Browns TE David Njoku wouldn’t comment on his future with the organization when asked if he feels Cleveland is the right place for him. Njoku notably requested trades in July and prior to the deadline in October. 

That’s a good question,” Njoku said, via Scott Petrak of BrownsZone. “I’m not going to answer that right now. I have no comment towards that at this moment. I’m just going to enjoy my family, my friends, my loved ones. I have a couple of projects happening in the near future, so I’m just focused on the right now and let everything handle itself in the near future.”

Njoku said he “was confused” to see the Browns sign TE Austin Hooper as a free-agent and draft fourth-round TE Harrison Bryant in last year’s draft after exercising his fifth-year option. 

“I was confused because the Browns (exercised) my fifth-year option and they got all of these other tight ends,” Njoku said. “At the same time, I’d been hearing (coach) Kevin Stefanski’s offense is very tight end-oriented. So I was optimistic about everything. I was excited to get back to work. With a couple of complications obviously here and there throughout the season, it put me in a predicament where I had nothing to do but just put my head down and work.

Njoku called 2020 a “roller coaster” given he was upset with his playing time but did not want to become a distraction from Cleveland’s winning season. 

“Last year was definitely a roller coaster for me,” Njoku said. It was an interesting year, another year of growth. I learned a lot about myself. I pushed through adversity, physical and mental. I just found myself in a position where I’m upset with the playing time, but this team that I’m on is winning and I don’t want to ruin it for anybody else around me. I don’t want to ruin it for myself.”


Ravens OT Orlando Brown Jr shed some light on his desire to play left tackle that could lead to a split between him and the organization his father played for. Brown has been locked in on the right side since being drafted but moved to the left after LT Ronnie Stanley went down soon after signing a mammoth extension. 

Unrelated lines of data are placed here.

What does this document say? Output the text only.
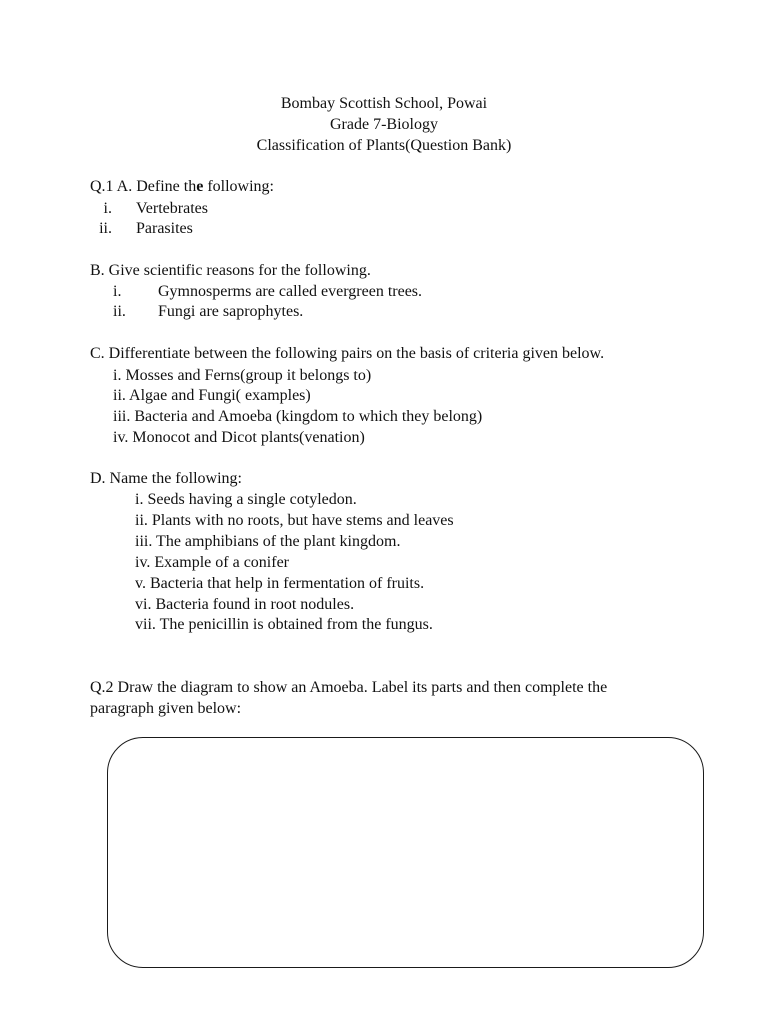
Bombay Scottish School, Powai
Grade 7-Biology
Classification of Plants(Question Bank)
Q.1 A. Define the following:
i. Vertebrates
ii. Parasites
B. Give scientific reasons for the following.
i. Gymnosperms are called evergreen trees.
ii. Fungi are saprophytes.
C. Differentiate between the following pairs on the basis of criteria given below.
i. Mosses and Ferns(group it belongs to)
ii. Algae and Fungi( examples)
iii. Bacteria and Amoeba (kingdom to which they belong)
iv. Monocot and Dicot plants(venation)
D. Name the following:
i. Seeds having a single cotyledon.
ii. Plants with no roots, but have stems and leaves
iii. The amphibians of the plant kingdom.
iv. Example of a conifer
v. Bacteria that help in fermentation of fruits.
vi. Bacteria found in root nodules.
vii. The penicillin is obtained from the fungus.
Q.2 Draw the diagram to show an Amoeba. Label its parts and then complete the
paragraph given below:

Left tackle has traditionally been the premier position but right tackles have grown in importance with how many elite pass rushers there are across the league. Contracts still tend to favor tackles on the left though, like Stanley who signed for nearly $20 million a year. Brown says his desire to play on the left is less about the contractual difference and more because his father played on the left side.

“It’s never been about the money,” he tweeted. “I’m so appreciative for this organization and all my teammates. I couldn’t thank [GM Eric] DeCosta enough, he’s a incredible football mind and one the best men I know. I want to live out the dream my dad had for me.”

Brown expanded more in an interview, talking about the impact his late father, a larger-than-life person and personality who played several years in the NFL for the Ravens, had on him. 

“Growing up in my household, if you were going to play O-line, my dad didn’t want you being on the right side,” Brown said via Daniel Oyefusi of the Baltimore Sun. “It was one of those deals where he felt as though the right tackle — and especially at the time when he played — he felt the right tackle was not considered the best tackle on the offensive line and in the offensive line room. And his mentality and approach was, ‘I want you to be better than me.’ So from Day 1, when I started playing offensive line, it was always him working me on the left side.”